И ты не жди меня былого,
Когда вернусь я, замирая,
Пройдя к тебе через полмира,
На полуслове…
* * *
Иосиф Бродский
Безразличной просвирни, сугубый пиджак сибарита
Под шинелью Фомы, где средь прочих оплеванных спин,
То ли злая мишень, то ль бубновая метка нашита.
Поелику мигрень, — среднерусской словесности птах
Не по аглицкой фене над строчкой забытою бьется.
Как об стену горохом. И слышится эхо в горах.
(Никогда не узнаешь чем слово твое отзовется.)

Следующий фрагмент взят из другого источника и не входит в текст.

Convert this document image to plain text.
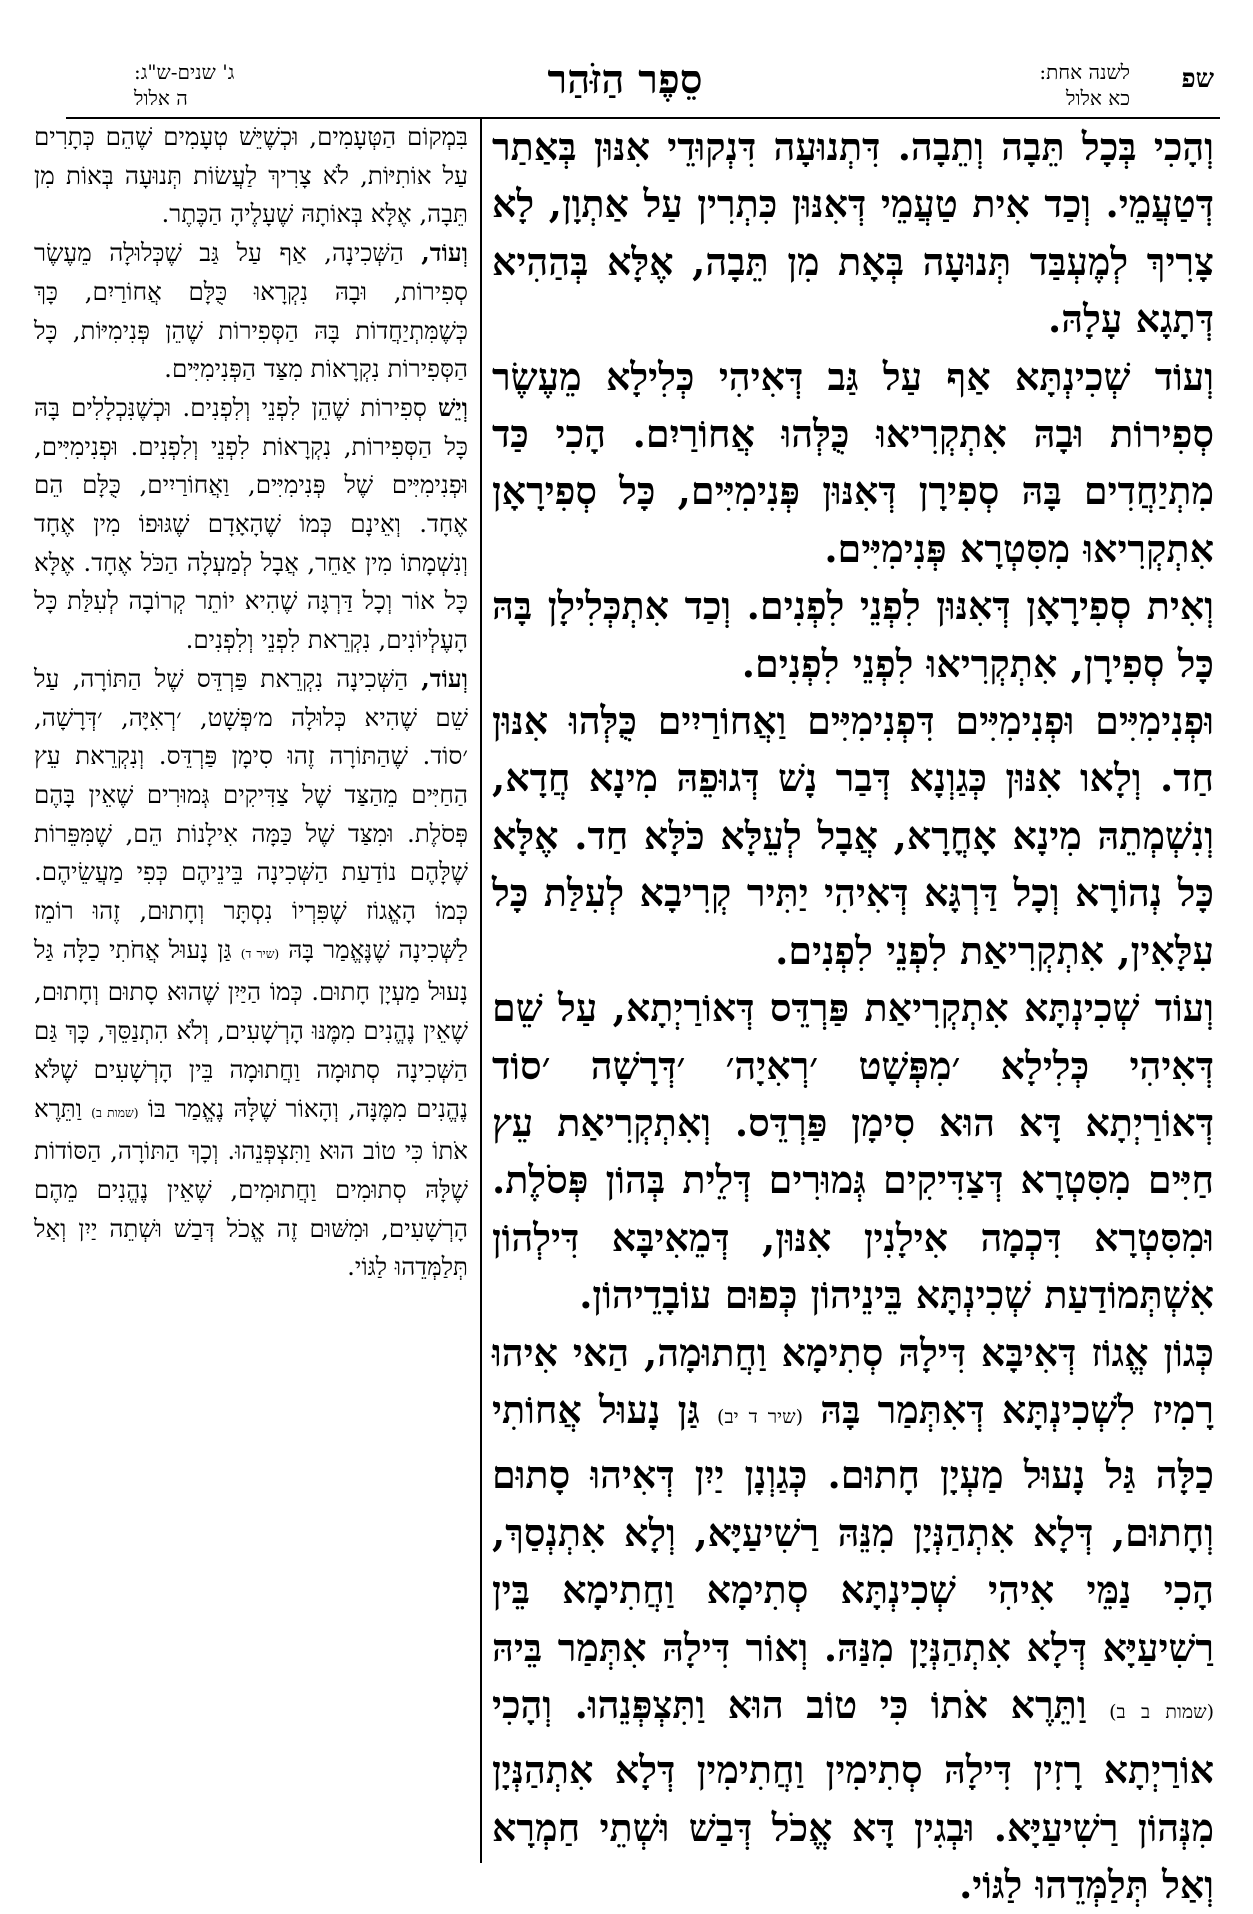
שפ
לשנה אחת:
כא אלול
סֵפֶר הַזֹּהַר
ג' שנים-ש"ג:
ה אלול

וְהָכִי בְּכָל תֵּבָה וְתֵבָה. דִּתְנוּעָה דִּנְקוּדֵי אִנּוּן בְּאַתַר דְּטַעֲמֵי. וְכַד אִית טַעֲמֵי דְּאִנּוּן כִּתְרִין עַל אַתְוָן, לָא צָרִיךְ לְמֶעְבַּד תְּנוּעָה בְּאָת מִן תֵּבָה, אֶלָּא בְּהַהִיא דְּתָגָא עָלָהּ.

וְעוֹד שְׁכִינְתָּא אַף עַל גַּב דְּאִיהִי כְּלִילָא מֵעֶשֶׂר סְפִירוֹת וּבָהּ אִתְקְרִיאוּ כֻּלְּהוּ אֲחוֹרַיִם. הָכִי כַּד מִתְיַחֲדִים בָּהּ סְפִירָן דְּאִנּוּן פְּנִימִיִּים, כָּל סְפִירָאָן אִתְקְרִיאוּ מִסִּטְרָא פְּנִימִיִּים.

וְאִית סְפִירָאָן דְּאִנּוּן לִפְנֵי לִפְנִים. וְכַד אִתְכְּלִילָן בָּהּ כָּל סְפִירָן, אִתְקְרִיאוּ לִפְנֵי לִפְנִים.

וּפְנִימִיִּים וּפְנִימִיִּים דִּפְנִימִיִּים וַאֲחוֹרַיִים כֻּלְּהוּ אִנּוּן חַד. וְלָאו אִנּוּן כְּגַוְנָא דְּבַר נָשׁ דְּגוּפֵהּ מִינָא חֲדָא, וְנִשְׁמְתֵהּ מִינָא אָחֳרָא, אֲבָל לְעֵלָּא כֹּלָּא חַד. אֶלָּא כָּל נְהוֹרָא וְכָל דַּרְגָּא דְּאִיהִי יַתִּיר קְרִיבָא לְעִלַּת כָּל עִלָּאִין, אִתְקְרִיאַת לִפְנֵי לִפְנִים.

וְעוֹד שְׁכִינְתָּא אִתְקְרִיאַת פַּרְדֵּס דְּאוֹרַיְתָא, עַל שֵׁם דְּאִיהִי כְּלִילָא ׳מִפְּשָׁט ׳רְאִיָה׳ ׳דְּרָשָׁה ׳סוֹד דְּאוֹרַיְתָא דָּא הוּא סִימָן פַּרְדֵּס. וְאִתְקְרִיאַת עֵץ חַיִּים מִסִּטְרָא דְּצַדִּיקִים גְּמוּרִים דְּלֵית בְּהוֹן פְּסֹלֶת. וּמִסִּטְרָא דִּכְמָה אִילָנִין אִנּוּן, דְּמֵאִיבָּא דִּילְהוֹן אִשְׁתְּמוֹדַעַת שְׁכִינְתָּא בֵּינֵיהוֹן כְּפוּם עוֹבָדֵיהוֹן.

כְּגוֹן אֱגוֹז דְּאִיבָּא דִּילָהּ סְתִימָא וַחֲתוּמָה, הַאי אִיהוּ רָמִיז לִשְׁכִינְתָּא דְּאִתְּמַר בָּהּ (שיר ד יב) גַּן נָעוּל אֲחוֹתִי כַלָּה גַּל נָעוּל מַעְיָן חָתוּם. כְּגַוְנָן יַיִן דְּאִיהוּ סָתוּם וְחָתוּם, דְּלָא אִתְהַנְּיָן מִנֵּהּ רַשִׁיעַיָּא, וְלָא אִתְנְסַךְ, הָכִי נַמֵּי אִיהִי שְׁכִינְתָּא סְתִימָא וַחֲתִימָא בֵּין רַשִׁיעַיָּא דְּלָא אִתְהַנְּיָן מִנַּהּ. וְאוֹר דִּילָהּ אִתְּמַר בֵּיהּ (שמות ב ב) וַתֵּרֶא אֹתוֹ כִּי טוֹב הוּא וַתִּצְפְּנֵהוּ. וְהָכִי אוֹרַיְתָא רָזִין דִּילָהּ סְתִימִין וַחֲתִימִין דְּלָא אִתְהַנְּיָן מִנְּהוֹן רַשִׁיעַיָּא. וּבְגִין דָּא אֱכֹל דְּבַשׁ וּשְׁתֵי חַמְרָא וְאַל תְּלַמְּדֵהוּ לַגּוֹי.

בִּמְקוֹם הַטְּעָמִים, וּכְשֶׁיֵּשׁ טְעָמִים שֶׁהֵם כְּתָרִים עַל אוֹתִיּוֹת, לֹא צָרִיךְ לַעֲשׂוֹת תְּנוּעָה בְּאוֹת מִן תֵּבָה, אֶלָּא בְּאוֹתָהּ שֶׁעָלֶיהָ הַכֶּתֶר.

וְעוֹד, הַשְּׁכִינָה, אַף עַל גַּב שֶׁכְּלוּלָה מֵעֶשֶׂר סְפִירוֹת, וּבָהּ נִקְרָאוּ כֻּלָּם אֲחוֹרַיִם, כָּךְ כְּשֶׁמִּתְיַחֲדוֹת בָּהּ הַסְּפִירוֹת שֶׁהֵן פְּנִימִיּוֹת, כָּל הַסְּפִירוֹת נִקְרָאוֹת מִצַּד הַפְּנִימִיִּים.

וְיֵשׁ סְפִירוֹת שֶׁהֵן לִפְנֵי וְלִפְנִים. וּכְשֶׁנִּכְלָלִים בָּהּ כָּל הַסְּפִירוֹת, נִקְרָאוֹת לִפְנֵי וְלִפְנִים. וּפְנִימִיִּים, וּפְנִימִיִּים שֶׁל פְּנִימִיִּים, וַאֲחוֹרַיִים, כֻּלָּם הֵם אֶחָד. וְאֵינָם כְּמוֹ שֶׁהָאָדָם שֶׁגּוּפוֹ מִין אֶחָד וְנִשְׁמָתוֹ מִין אַחֵר, אֲבָל לְמַעְלָה הַכֹּל אֶחָד. אֶלָּא כָּל אוֹר וְכָל דַּרְגָּה שֶׁהִיא יוֹתֵר קְרוֹבָה לְעִלַּת כָּל הָעֶלְיוֹנִים, נִקְרֵאת לִפְנֵי וְלִפְנִים.

וְעוֹד, הַשְּׁכִינָה נִקְרֵאת פַּרְדֵּס שֶׁל הַתּוֹרָה, עַל שֵׁם שֶׁהִיא כְּלוּלָה מ׳פְּשָׁט, ׳רְאִיָּה, ׳דְּרָשָׁה, ׳סוֹד. שֶׁהַתּוֹרָה זֶהוּ סִימָן פַּרְדֵּס. וְנִקְרֵאת עֵץ הַחַיִּים מֵהַצַּד שֶׁל צַדִּיקִים גְּמוּרִים שֶׁאֵין בָּהֶם פְּסֹלֶת. וּמִצַּד שֶׁל כַּמָּה אִילָנוֹת הֵם, שֶׁמִּפֵּרוֹת שֶׁלָּהֶם נוֹדַעַת הַשְּׁכִינָה בֵּינֵיהֶם כְּפִי מַעֲשֵׂיהֶם. כְּמוֹ הָאֱגוֹז שֶׁפִּרְיוֹ נִסְתָּר וְחָתוּם, זֶהוּ רוֹמֵז לַשְּׁכִינָה שֶׁנֶּאֱמַר בָּהּ (שיר ד) גַּן נָעוּל אֲחֹתִי כַלָּה גַּל נָעוּל מַעְיָן חָתוּם. כְּמוֹ הַיַּיִן שֶׁהוּא סָתוּם וְחָתוּם, שֶׁאֵין נֶהֱנִים מִמֶּנּוּ הָרְשָׁעִים, וְלֹא הִתְנַסֵּךְ, כָּךְ גַּם הַשְּׁכִינָה סְתוּמָה וַחֲתוּמָה בֵּין הָרְשָׁעִים שֶׁלֹּא נֶהֱנִים מִמֶּנָּה, וְהָאוֹר שֶׁלָּהּ נֶאֱמַר בּוֹ (שמות ב) וַתֵּרֶא אֹתוֹ כִּי טוֹב הוּא וַתִּצְפְּנֵהוּ. וְכָךְ הַתּוֹרָה, הַסּוֹדוֹת שֶׁלָּהּ סְתוּמִים וַחֲתוּמִים, שֶׁאֵין נֶהֱנִים מֵהֶם הָרְשָׁעִים, וּמִשּׁוּם זֶה אֱכֹל דְּבַשׁ וּשְׁתֵה יַיִן וְאַל תְּלַמְּדֵהוּ לַגּוֹי.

Где ты ныне блазнишь фрау Музу, с грехом пополам
Выбираясь зрачком из пернатого хора наружу,
Аполлон подворотен, живущий по всем адресам;
На пиру праотцов с кем баюкаешь вещую душу?
Иль барыгой угрюмым, забывшим свою Гефсимань,
Выходя из-за туч и впадая в безмолвье, как в ересь,
Наблюдаешь закат сквозь стакана туманную грань.
Разминувшись с землею (точнее сказать — разуверясь
В землянике молвы, что красна ли едва на миру),
Пустяком пятаков — вверх орлами — от райской таможни
Откупиться ль душе, чтоб звездою упасть на юру,
Где, чем крест тяжелей, тем уже умереть невозможней.